Glasgow-based Novosound has capped off a string of recent contract wins with a seven-figure agreement that will put its remote sensors into medical use for the first time.
The initial research and development component of the contract with dSound, a venture capital-backed company based in Israel, will be worth “in excess” of £1 million. However, Novosound chief executive Dave Hughes said the value will likely go “up and up” with further R&D projects as the product makes its way to market, followed by licensing fees once it is commercially available.
Novosound claims to have revolutionised ultrasound technology by replacing conventional sensor materials with a flexible film. Its thin-film manufacturing process will be used by dSound to deliver 3D technology that allows dentists to look safely and painlessly at the tooth and bone under the gumline.
Mr Hughes, who has a background in dental ultrasound imaging from his time as a PhD candidate, said getting into the healthcare market “comes round full circle” for Novosound.
“One of my academic projects that inspired the founding of Novosound was a collaboration with Current Health’s Chris McCann,” he said. “This was back in 2016 at the University of the West of Scotland (UWS), when we secured early-stage R&D grant funding to develop an ultrasound sensor for a medical device to monitor patient hydration levels.”
He added: “Dentistry is currently undergoing digitisation with the emergence of new advanced imaging techniques, and we see scope for our high-resolution ultrasonic technology to make a big impression, first in dental but then across other segments of the global 3D medical imaging market.”
Founded in 2018, Novosound was the first company to spin out from the University of the West of Scotland.
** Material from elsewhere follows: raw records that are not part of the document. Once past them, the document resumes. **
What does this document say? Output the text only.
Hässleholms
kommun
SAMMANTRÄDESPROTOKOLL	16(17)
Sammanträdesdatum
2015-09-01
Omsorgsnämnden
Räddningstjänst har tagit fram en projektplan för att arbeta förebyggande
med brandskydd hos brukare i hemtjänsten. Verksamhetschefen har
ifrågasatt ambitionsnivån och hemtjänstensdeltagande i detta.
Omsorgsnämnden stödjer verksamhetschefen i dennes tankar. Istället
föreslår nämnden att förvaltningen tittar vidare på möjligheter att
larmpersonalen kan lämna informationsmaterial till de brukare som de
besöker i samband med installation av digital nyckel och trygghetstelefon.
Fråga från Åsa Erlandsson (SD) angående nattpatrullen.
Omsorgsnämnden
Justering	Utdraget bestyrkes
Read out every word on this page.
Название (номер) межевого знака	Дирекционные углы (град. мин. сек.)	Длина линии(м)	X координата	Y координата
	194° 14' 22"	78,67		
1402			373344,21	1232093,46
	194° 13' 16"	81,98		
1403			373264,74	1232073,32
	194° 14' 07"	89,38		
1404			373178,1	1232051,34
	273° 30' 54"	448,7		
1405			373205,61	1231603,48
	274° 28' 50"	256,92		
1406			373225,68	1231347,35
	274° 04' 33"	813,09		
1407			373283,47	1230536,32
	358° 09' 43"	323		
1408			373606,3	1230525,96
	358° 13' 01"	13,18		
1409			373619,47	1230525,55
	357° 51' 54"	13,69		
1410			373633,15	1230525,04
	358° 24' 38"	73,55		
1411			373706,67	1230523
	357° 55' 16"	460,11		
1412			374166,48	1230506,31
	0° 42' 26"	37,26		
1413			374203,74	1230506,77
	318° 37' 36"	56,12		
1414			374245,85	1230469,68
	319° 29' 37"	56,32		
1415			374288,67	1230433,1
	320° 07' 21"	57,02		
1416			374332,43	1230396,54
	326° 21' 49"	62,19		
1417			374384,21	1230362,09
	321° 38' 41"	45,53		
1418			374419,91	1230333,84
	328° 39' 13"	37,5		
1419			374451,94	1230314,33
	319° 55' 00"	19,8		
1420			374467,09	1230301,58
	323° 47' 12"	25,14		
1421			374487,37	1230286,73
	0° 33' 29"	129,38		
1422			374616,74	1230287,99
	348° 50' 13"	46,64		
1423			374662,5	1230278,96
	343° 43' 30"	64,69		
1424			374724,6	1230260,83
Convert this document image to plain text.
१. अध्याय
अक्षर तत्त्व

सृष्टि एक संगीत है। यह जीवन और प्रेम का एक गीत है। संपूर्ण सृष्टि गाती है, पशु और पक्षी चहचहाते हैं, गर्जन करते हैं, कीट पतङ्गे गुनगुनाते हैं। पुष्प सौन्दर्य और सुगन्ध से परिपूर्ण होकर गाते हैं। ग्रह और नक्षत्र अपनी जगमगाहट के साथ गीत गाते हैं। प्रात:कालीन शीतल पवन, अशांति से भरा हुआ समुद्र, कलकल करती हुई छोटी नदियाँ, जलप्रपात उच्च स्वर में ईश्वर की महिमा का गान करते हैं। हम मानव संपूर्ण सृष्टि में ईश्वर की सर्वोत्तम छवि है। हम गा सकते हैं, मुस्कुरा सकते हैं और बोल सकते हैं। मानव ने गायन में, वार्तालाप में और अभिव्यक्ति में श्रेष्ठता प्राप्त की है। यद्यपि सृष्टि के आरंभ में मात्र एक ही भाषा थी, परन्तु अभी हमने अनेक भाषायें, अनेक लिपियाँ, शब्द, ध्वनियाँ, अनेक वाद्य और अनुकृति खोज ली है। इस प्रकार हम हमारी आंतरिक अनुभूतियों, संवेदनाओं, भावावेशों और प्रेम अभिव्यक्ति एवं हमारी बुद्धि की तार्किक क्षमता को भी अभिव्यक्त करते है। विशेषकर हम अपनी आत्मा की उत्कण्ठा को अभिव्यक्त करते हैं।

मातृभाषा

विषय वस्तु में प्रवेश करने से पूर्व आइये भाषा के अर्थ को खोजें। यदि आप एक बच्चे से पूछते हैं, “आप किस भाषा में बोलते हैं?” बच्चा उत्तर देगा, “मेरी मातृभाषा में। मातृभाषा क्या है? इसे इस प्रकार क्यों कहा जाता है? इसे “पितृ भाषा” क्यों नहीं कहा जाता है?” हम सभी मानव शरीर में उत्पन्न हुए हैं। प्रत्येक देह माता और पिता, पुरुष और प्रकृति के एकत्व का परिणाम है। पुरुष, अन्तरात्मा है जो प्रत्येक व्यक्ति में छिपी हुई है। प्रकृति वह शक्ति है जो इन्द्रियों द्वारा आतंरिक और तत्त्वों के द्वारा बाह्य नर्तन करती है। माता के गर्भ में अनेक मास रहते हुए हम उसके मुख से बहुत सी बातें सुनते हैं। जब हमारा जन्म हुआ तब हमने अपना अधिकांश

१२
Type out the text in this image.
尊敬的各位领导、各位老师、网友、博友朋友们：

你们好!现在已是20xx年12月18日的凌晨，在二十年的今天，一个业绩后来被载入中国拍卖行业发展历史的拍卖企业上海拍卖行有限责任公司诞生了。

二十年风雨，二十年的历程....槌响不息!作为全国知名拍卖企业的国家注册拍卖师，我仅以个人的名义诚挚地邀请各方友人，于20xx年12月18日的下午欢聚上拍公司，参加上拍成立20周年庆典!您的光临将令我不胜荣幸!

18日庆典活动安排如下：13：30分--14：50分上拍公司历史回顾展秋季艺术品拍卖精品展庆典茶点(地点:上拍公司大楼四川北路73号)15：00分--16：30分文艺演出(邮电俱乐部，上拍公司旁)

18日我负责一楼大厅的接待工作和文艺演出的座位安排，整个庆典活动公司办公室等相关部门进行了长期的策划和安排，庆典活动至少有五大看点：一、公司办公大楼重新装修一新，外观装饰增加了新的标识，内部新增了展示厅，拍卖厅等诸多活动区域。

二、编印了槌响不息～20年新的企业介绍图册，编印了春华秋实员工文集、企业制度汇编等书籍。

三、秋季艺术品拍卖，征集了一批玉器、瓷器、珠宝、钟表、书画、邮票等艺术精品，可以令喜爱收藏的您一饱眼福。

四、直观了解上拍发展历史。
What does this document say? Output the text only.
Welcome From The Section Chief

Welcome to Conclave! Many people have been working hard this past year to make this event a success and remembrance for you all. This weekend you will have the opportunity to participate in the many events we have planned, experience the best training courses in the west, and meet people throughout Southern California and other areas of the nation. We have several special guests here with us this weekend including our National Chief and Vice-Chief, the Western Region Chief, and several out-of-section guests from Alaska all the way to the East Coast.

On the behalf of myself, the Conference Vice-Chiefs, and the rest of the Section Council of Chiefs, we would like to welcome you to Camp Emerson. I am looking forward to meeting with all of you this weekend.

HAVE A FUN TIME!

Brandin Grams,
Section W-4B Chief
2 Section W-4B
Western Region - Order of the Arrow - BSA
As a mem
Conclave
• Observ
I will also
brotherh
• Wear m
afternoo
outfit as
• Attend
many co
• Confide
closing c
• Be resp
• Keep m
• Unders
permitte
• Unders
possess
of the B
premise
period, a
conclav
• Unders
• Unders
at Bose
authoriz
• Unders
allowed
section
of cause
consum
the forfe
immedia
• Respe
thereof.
It currently employs 31 people and plans to hire at least five more staff in the coming 12 months, focusing on software engineers specialising in 3D imaging to help deliver its ultrasonic platform.
The company has secured several contract wins this past year with clients in sectors such as the aerospace, energy, and oil and gas sectors. This included five-figure agreements with major aerospace firms BAE and GE Aviation, to whom it supplies specialist inspection sensors to improve passenger safety.
Novosound’s non-destructive testing products include the Kelpie, Belenus and Nebula. The Kelpie sensor flexes, twists and bends to inspect different shapes and surfaces; the Belenus continually monitors corrosion at high temperatures; and the Nebula is a cloud-based platform that securely stores and reports client asset data.
Like its newest client dSound, Novosound is backed by a number of private equity firms. It received an initial £1.5m of seed investment in April 2018, followed by a £1m scale-up grant from Scottish Enterprise in July 2019.
Foresight Group came on board in December 2019 with a £2m cash injection, the majority via the Foresight Williams Technology EIS Fund, a joint investment venture between Foresight and the group behind the Williams Formula 1 racing car operation. Existing investors Par Equity, Kelvin Capital, Gabriel Investments and UWS contributed a further £1.3m, taking the total funding round to £3.3m.
Last month, Novosound co-founder and executive product development manager Dan Irving was awarded a place on the Royal Academy of Engineering’s Schott Scale-Up Accelerator programme. The accelerator supports individuals in executive roles to develop their leadership skills in small high-growth engineering and technology firms that display excellence in their field.
Derek Mathieson, former chief marketing and technology officer at Baker Hughes, was last year appointed as chairman of Novosound. Also in 2020, former Business Growth Fund investment director Duncan Macrae was hired as the company’s chief financial officer.